うだるような暑さに拓司は目を覚ます。締め切ったカーテンの隙間からは、刺すような夏の日差しがこぼれていて、脱ぎっぱなしの洋服やゴミが散乱している1Kの狭い部屋を薄っすらと照らしていた。

拓司は横になったままクーラーのリモコンを探し、電源を入れた。電気代は高いのでできればつけたくないのだが、この状況ではそんなことも言ってられない。

クーラーをつけてしばらくすると快適な室温になった。拓司は二度寝を試みた。コンビニの夜勤終わりで、体はくたくただった。今日は休みなので、気が向くままに寝て過ごそうと思った。

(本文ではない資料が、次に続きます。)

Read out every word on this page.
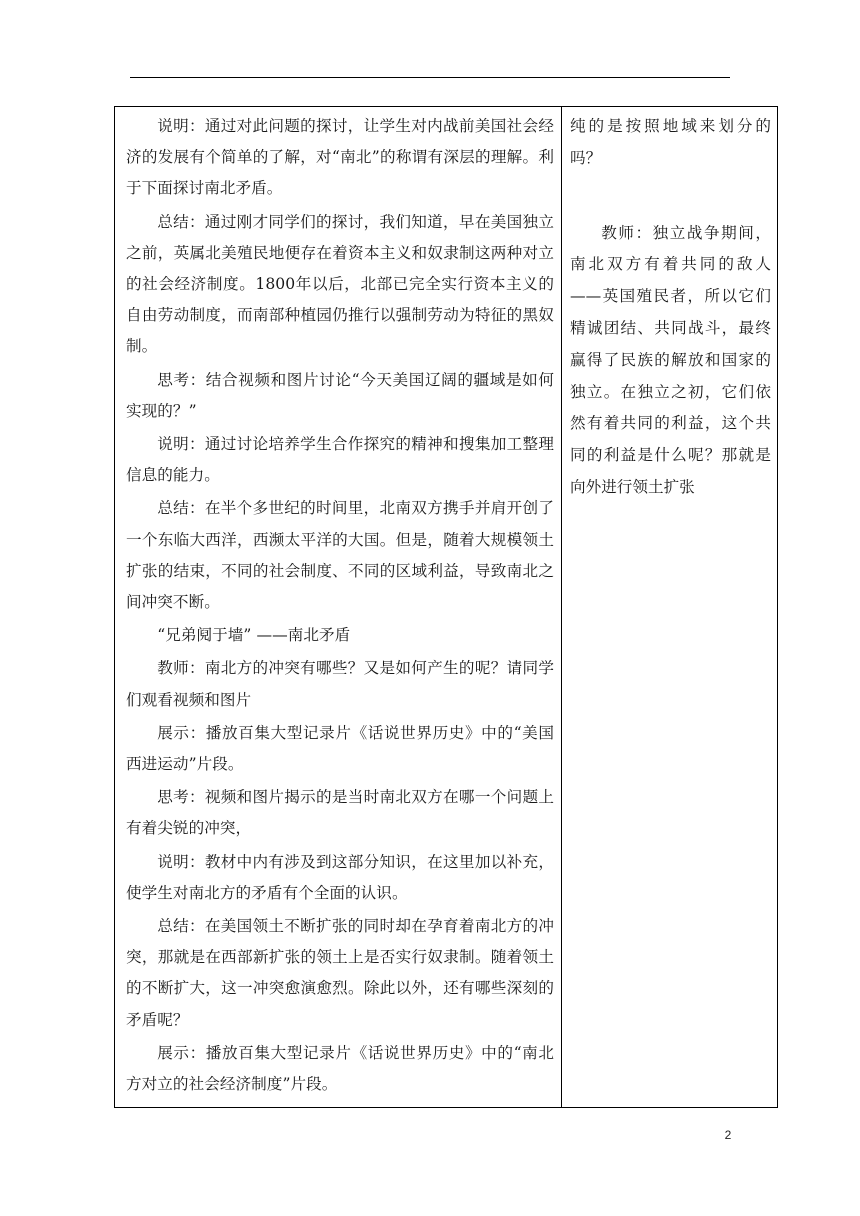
说明：通过对此问题的探讨，让学生对内战前美国社会经济的发展有个简单的了解，对“南北”的称谓有深层的理解。利于下面探讨南北矛盾。

总结：通过刚才同学们的探讨，我们知道，早在美国独立之前，英属北美殖民地便存在着资本主义和奴隶制这两种对立的社会经济制度。1800年以后，北部已完全实行资本主义的自由劳动制度，而南部种植园仍推行以强制劳动为特征的黑奴制。

思考：结合视频和图片讨论“今天美国辽阔的疆域是如何实现的？”

说明：通过讨论培养学生合作探究的精神和搜集加工整理信息的能力。

总结：在半个多世纪的时间里，北南双方携手并肩开创了一个东临大西洋，西濒太平洋的大国。但是，随着大规模领土扩张的结束，不同的社会制度、不同的区域利益，导致南北之间冲突不断。

“兄弟阋于墙” ——南北矛盾

教师：南北方的冲突有哪些？又是如何产生的呢？请同学们观看视频和图片

展示：播放百集大型记录片《话说世界历史》中的“美国西进运动”片段。

思考：视频和图片揭示的是当时南北双方在哪一个问题上有着尖锐的冲突，

说明：教材中内有涉及到这部分知识，在这里加以补充，使学生对南北方的矛盾有个全面的认识。

总结：在美国领土不断扩张的同时却在孕育着南北方的冲突，那就是在西部新扩张的领土上是否实行奴隶制。随着领土的不断扩大，这一冲突愈演愈烈。除此以外，还有哪些深刻的矛盾呢？

展示：播放百集大型记录片《话说世界历史》中的“南北方对立的社会经济制度”片段。

纯的是按照地域来划分的吗？

教师：独立战争期间，南北双方有着共同的敌人——英国殖民者，所以它们精诚团结、共同战斗，最终赢得了民族的解放和国家的独立。在独立之初，它们依然有着共同的利益，这个共同的利益是什么呢？那就是向外进行领土扩张

2
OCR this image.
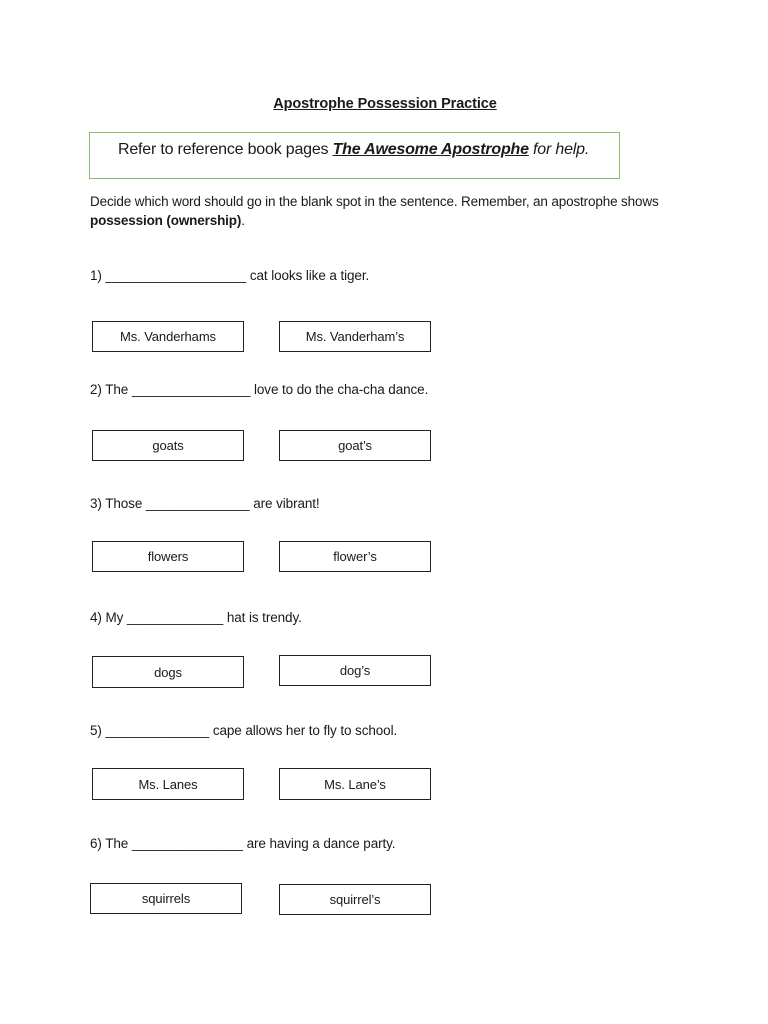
Apostrophe Possession Practice
Refer to reference book pages The Awesome Apostrophe for help.
Decide which word should go in the blank spot in the sentence. Remember, an apostrophe shows possession (ownership).
1) ___________________ cat looks like a tiger.
Ms. Vanderhams	Ms. Vanderham’s
2) The ________________ love to do the cha-cha dance.
goats	goat’s
3) Those ______________ are vibrant!
flowers	flower’s
4) My _____________ hat is trendy.
dogs	dog’s
5) ______________ cape allows her to fly to school.
Ms. Lanes	Ms. Lane’s
6) The _______________ are having a dance party.
squirrels	squirrel’s
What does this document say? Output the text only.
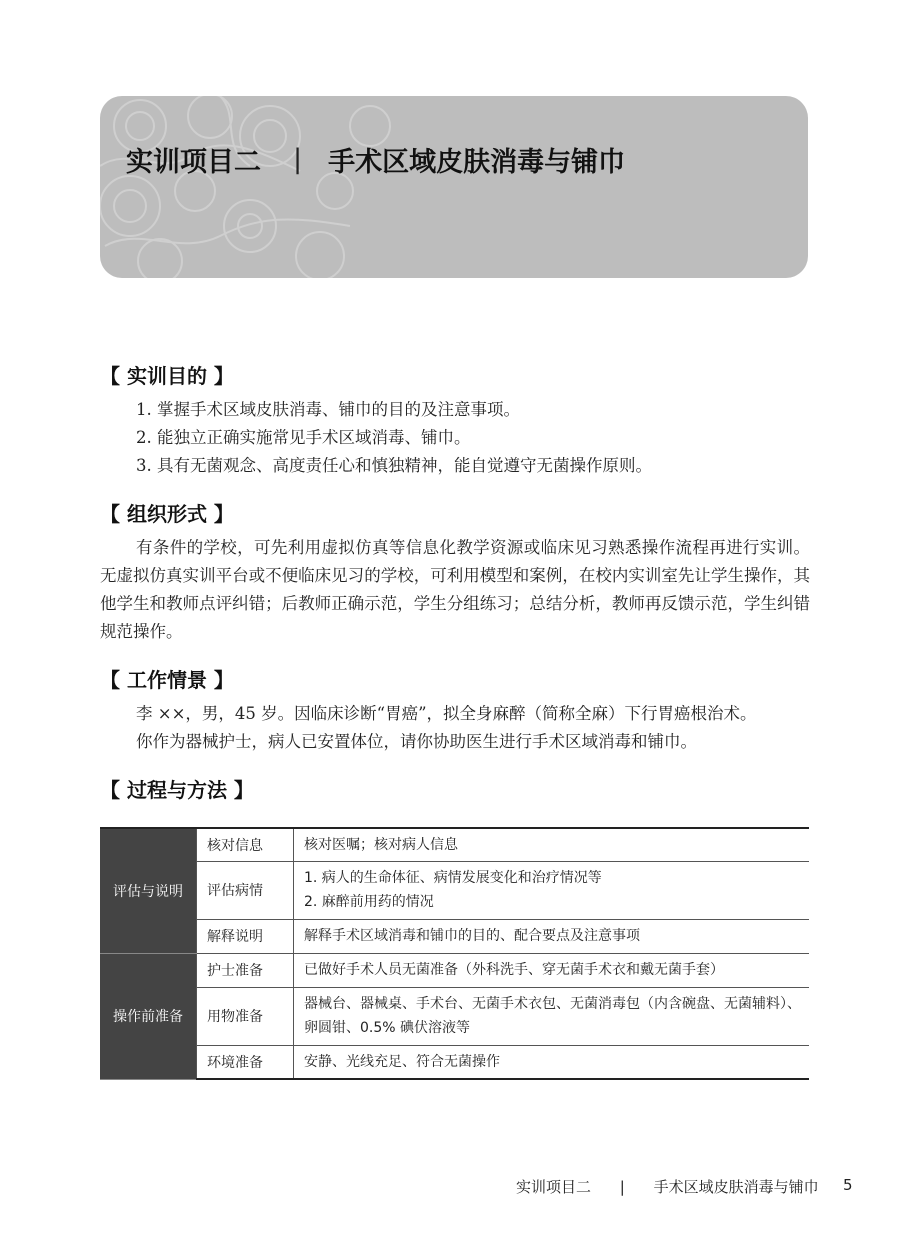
实训项目二 | 手术区域皮肤消毒与铺巾
【 实训目的 】
1. 掌握手术区域皮肤消毒、铺巾的目的及注意事项。
2. 能独立正确实施常见手术区域消毒、铺巾。
3. 具有无菌观念、高度责任心和慎独精神，能自觉遵守无菌操作原则。
【 组织形式 】
有条件的学校，可先利用虚拟仿真等信息化教学资源或临床见习熟悉操作流程再进行实训。无虚拟仿真实训平台或不便临床见习的学校，可利用模型和案例，在校内实训室先让学生操作，其他学生和教师点评纠错；后教师正确示范，学生分组练习；总结分析，教师再反馈示范，学生纠错规范操作。
【 工作情景 】
李 ××，男，45 岁。因临床诊断“胃癌”，拟全身麻醉（简称全麻）下行胃癌根治术。
你作为器械护士，病人已安置体位，请你协助医生进行手术区域消毒和铺巾。
【 过程与方法 】
评估与说明	核对信息	核对医嘱；核对病人信息

	评估病情	1. 病人的生命体征、病情发展变化和治疗情况等
2. 麻醉前用药的情况

	解释说明	解释手术区域消毒和铺巾的目的、配合要点及注意事项

操作前准备	护士准备	已做好手术人员无菌准备（外科洗手、穿无菌手术衣和戴无菌手套）

	用物准备	器械台、器械桌、手术台、无菌手术衣包、无菌消毒包（内含碗盘、无菌辅料）、
卵圆钳、0.5% 碘伏溶液等

	环境准备	安静、光线充足、符合无菌操作
实训项目二 | 手术区域皮肤消毒与铺巾 5
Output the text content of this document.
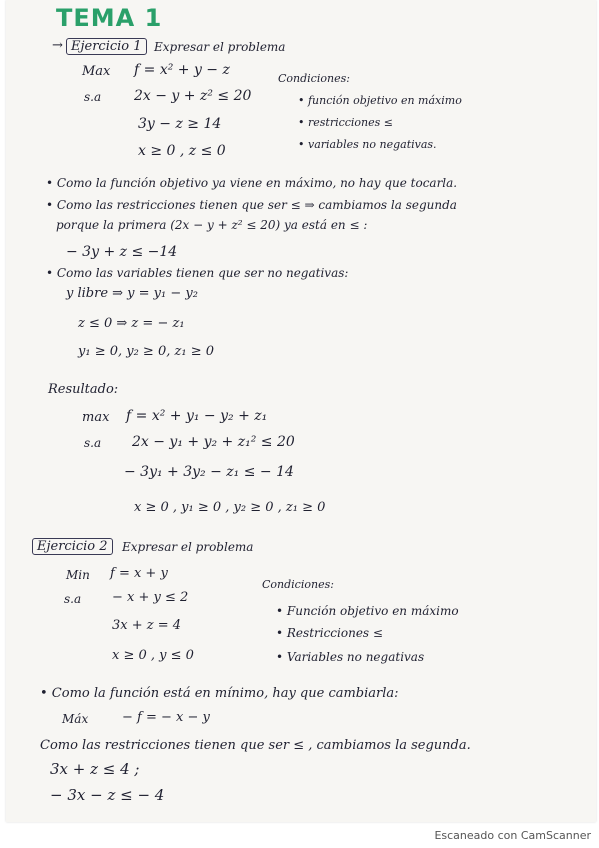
TEMA 1
→ Ejercicio 1	Expresar el problema
Max f = x² + y − z
s.a 2x − y + z² ≤ 20
3y − z ≥ 14
x ≥ 0 , z ≤ 0
Condiciones:
• función objetivo en máximo
• restricciones ≤
• variables no negativas.
• Como la función objetivo ya viene en máximo, no hay que tocarla.
• Como las restricciones tienen que ser ≤ ⇒ cambiamos la segunda
porque la primera (2x − y + z² ≤ 20) ya está en ≤ :
− 3y + z ≤ −14
• Como las variables tienen que ser no negativas:
y libre ⇒ y = y₁ − y₂
z ≤ 0 ⇒ z = − z₁
y₁ ≥ 0, y₂ ≥ 0, z₁ ≥ 0
Resultado:
max f = x² + y₁ − y₂ + z₁
s.a 2x − y₁ + y₂ + z₁² ≤ 20
− 3y₁ + 3y₂ − z₁ ≤ − 14
x ≥ 0 , y₁ ≥ 0 , y₂ ≥ 0 , z₁ ≥ 0
Ejercicio 2	Expresar el problema
Min f = x + y
s.a − x + y ≤ 2
3x + z = 4
x ≥ 0 , y ≤ 0
Condiciones:
• Función objetivo en máximo
• Restricciones ≤
• Variables no negativas
• Como la función está en mínimo, hay que cambiarla:
Máx	− f = − x − y
Como las restricciones tienen que ser ≤ , cambiamos la segunda.
3x + z ≤ 4 ;
− 3x − z ≤ − 4
Escaneado con CamScanner
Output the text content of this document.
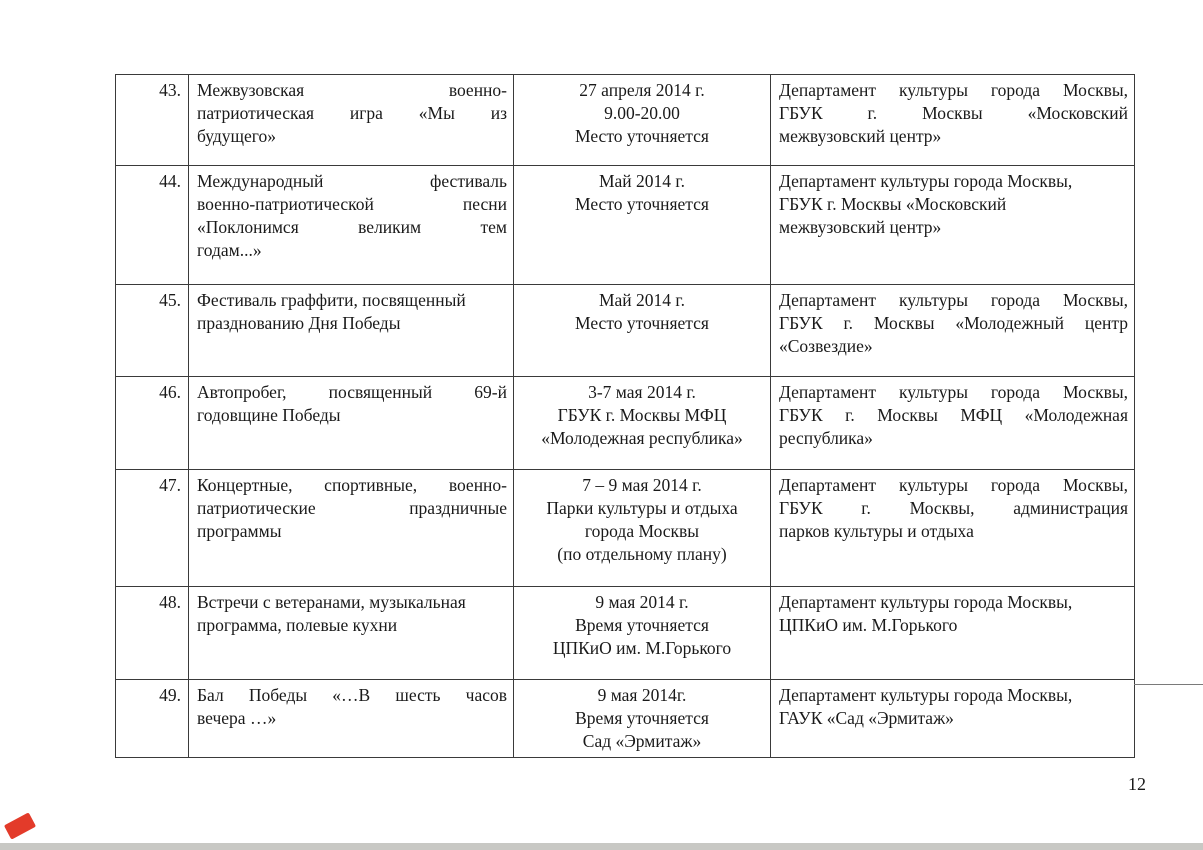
43.	Межвузовская военно-
патриотическая игра «Мы из
будущего»	27 апреля 2014 г.
9.00-20.00
Место уточняется	Департамент культуры города Москвы,
ГБУК г. Москвы «Московский
межвузовский центр»

44.	Международный фестиваль
военно-патриотической песни
«Поклонимся великим тем
годам...»	Май 2014 г.
Место уточняется	Департамент культуры города Москвы,
ГБУК г. Москвы «Московский
межвузовский центр»

45.	Фестиваль граффити, посвященный
празднованию Дня Победы	Май 2014 г.
Место уточняется	Департамент культуры города Москвы,
ГБУК г. Москвы «Молодежный центр
«Созвездие»

46.	Автопробег, посвященный 69-й
годовщине Победы	3-7 мая 2014 г.
ГБУК г. Москвы МФЦ
«Молодежная республика»	Департамент культуры города Москвы,
ГБУК г. Москвы МФЦ «Молодежная
республика»

47.	Концертные, спортивные, военно-
патриотические праздничные
программы	7 – 9 мая 2014 г.
Парки культуры и отдыха
города Москвы
(по отдельному плану)	Департамент культуры города Москвы,
ГБУК г. Москвы, администрация
парков культуры и отдыха

48.	Встречи с ветеранами, музыкальная
программа, полевые кухни	9 мая 2014 г.
Время уточняется
ЦПКиО им. М.Горького	Департамент культуры города Москвы,
ЦПКиО им. М.Горького

49.	Бал Победы «…В шесть часов
вечера …»	9 мая 2014г.
Время уточняется
Сад «Эрмитаж»	Департамент культуры города Москвы,
ГАУК «Сад «Эрмитаж»
12
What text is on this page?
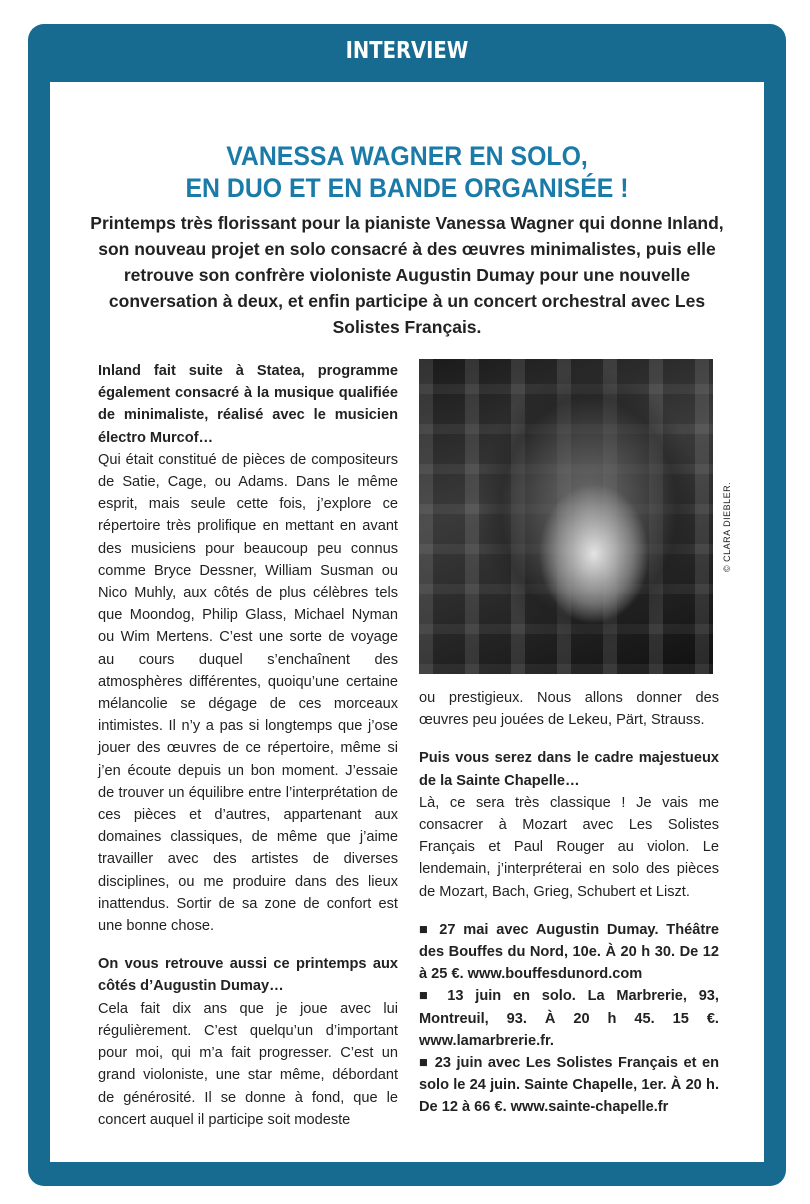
INTERVIEW
VANESSA WAGNER EN SOLO,
EN DUO ET EN BANDE ORGANISÉE !
Printemps très florissant pour la pianiste Vanessa Wagner qui donne Inland, son nouveau projet en solo consacré à des œuvres minimalistes, puis elle retrouve son confrère violoniste Augustin Dumay pour une nouvelle conversation à deux, et enfin participe à un concert orchestral avec Les Solistes Français.

Inland fait suite à Statea, programme également consacré à la musique qualifiée de minimaliste, réalisé avec le musicien électro Murcof…

Qui était constitué de pièces de compositeurs de Satie, Cage, ou Adams. Dans le même esprit, mais seule cette fois, j’explore ce répertoire très prolifique en mettant en avant des musiciens pour beaucoup peu connus comme Bryce Dessner, William Susman ou Nico Muhly, aux côtés de plus célèbres tels que Moondog, Philip Glass, Michael Nyman ou Wim Mertens. C’est une sorte de voyage au cours duquel s’enchaînent des atmosphères différentes, quoiqu’une certaine mélancolie se dégage de ces morceaux intimistes. Il n’y a pas si longtemps que j’ose jouer des œuvres de ce répertoire, même si j’en écoute depuis un bon moment. J’essaie de trouver un équilibre entre l’interprétation de ces pièces et d’autres, appartenant aux domaines classiques, de même que j’aime travailler avec des artistes de diverses disciplines, ou me produire dans des lieux inattendus. Sortir de sa zone de confort est une bonne chose.

On vous retrouve aussi ce printemps aux côtés d’Augustin Dumay…

Cela fait dix ans que je joue avec lui régulièrement. C’est quelqu’un d’important pour moi, qui m’a fait progresser. C’est un grand violoniste, une star même, débordant de générosité. Il se donne à fond, que le concert auquel il participe soit modeste

© CLARA DIEBLER.

ou prestigieux. Nous allons donner des œuvres peu jouées de Lekeu, Pärt, Strauss.

Puis vous serez dans le cadre majestueux de la Sainte Chapelle…

Là, ce sera très classique ! Je vais me consacrer à Mozart avec Les Solistes Français et Paul Rouger au violon. Le lendemain, j’interpréterai en solo des pièces de Mozart, Bach, Grieg, Schubert et Liszt.

■ 27 mai avec Augustin Dumay. Théâtre des Bouffes du Nord, 10e. À 20 h 30. De 12 à 25 €. www.bouffesdunord.com

■ 13 juin en solo. La Marbrerie, 93, Montreuil, 93. À 20 h 45. 15 €. www.lamarbrerie.fr.

■ 23 juin avec Les Solistes Français et en solo le 24 juin. Sainte Chapelle, 1er. À 20 h. De 12 à 66 €. www.sainte-chapelle.fr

しかし1度覚醒した脳は拓司を睡眠の世界に誘うことを拒む。向かいの道路では工事をやっているようでお構いなしのドリル音も睡眠を阻害していた。

仕方なく拓司は体を起こし、基盤で座面がぺちゃんこになった座椅子に座る。携帯をイジりながらいつもの癖でテレビを点けた。するとテレビから聞き慣れた金属音が耳に飛び込んでくる。顔を上げるとテレビでは甲子園中継がやっていた。拓司はすぐにテレビを切り、舌打ちをする。そして煙草に火をつけた。

「クソ、すっかり忘れてた……!」

もやもやとした気持ちを紫煙に乗せて吐き出す。しかし10年という時間をかけて胸の奥にこびりついた後悔が消えてくれる気配はない。そのまま煙草を吸っていると、携帯が鳴った。画面には赤沢という文字が浮かんでいた。

赤沢亨は同じ高校の野球部でチームメイトだった。拓司はエースピッチャーで、亨は4番サード。

何でこんなタイミングでと、苛立ちが募る。無視をしようかとも思ったが、勝手に動いていた手が緑の受話アイコンをタップしていた。

「おお、久しぶり。元気にやってんのか?」

「まあな。ぼちぼちだよ」

拓司がそう答えると亨は嬉しそうな笑い声を上げる。

「相変わらずクールなヤツだな。今、野球見てるか? 何か甲子園見てたらお前に電話したくなってさ」

はた迷惑な話だと思ったがそれは声に出さない。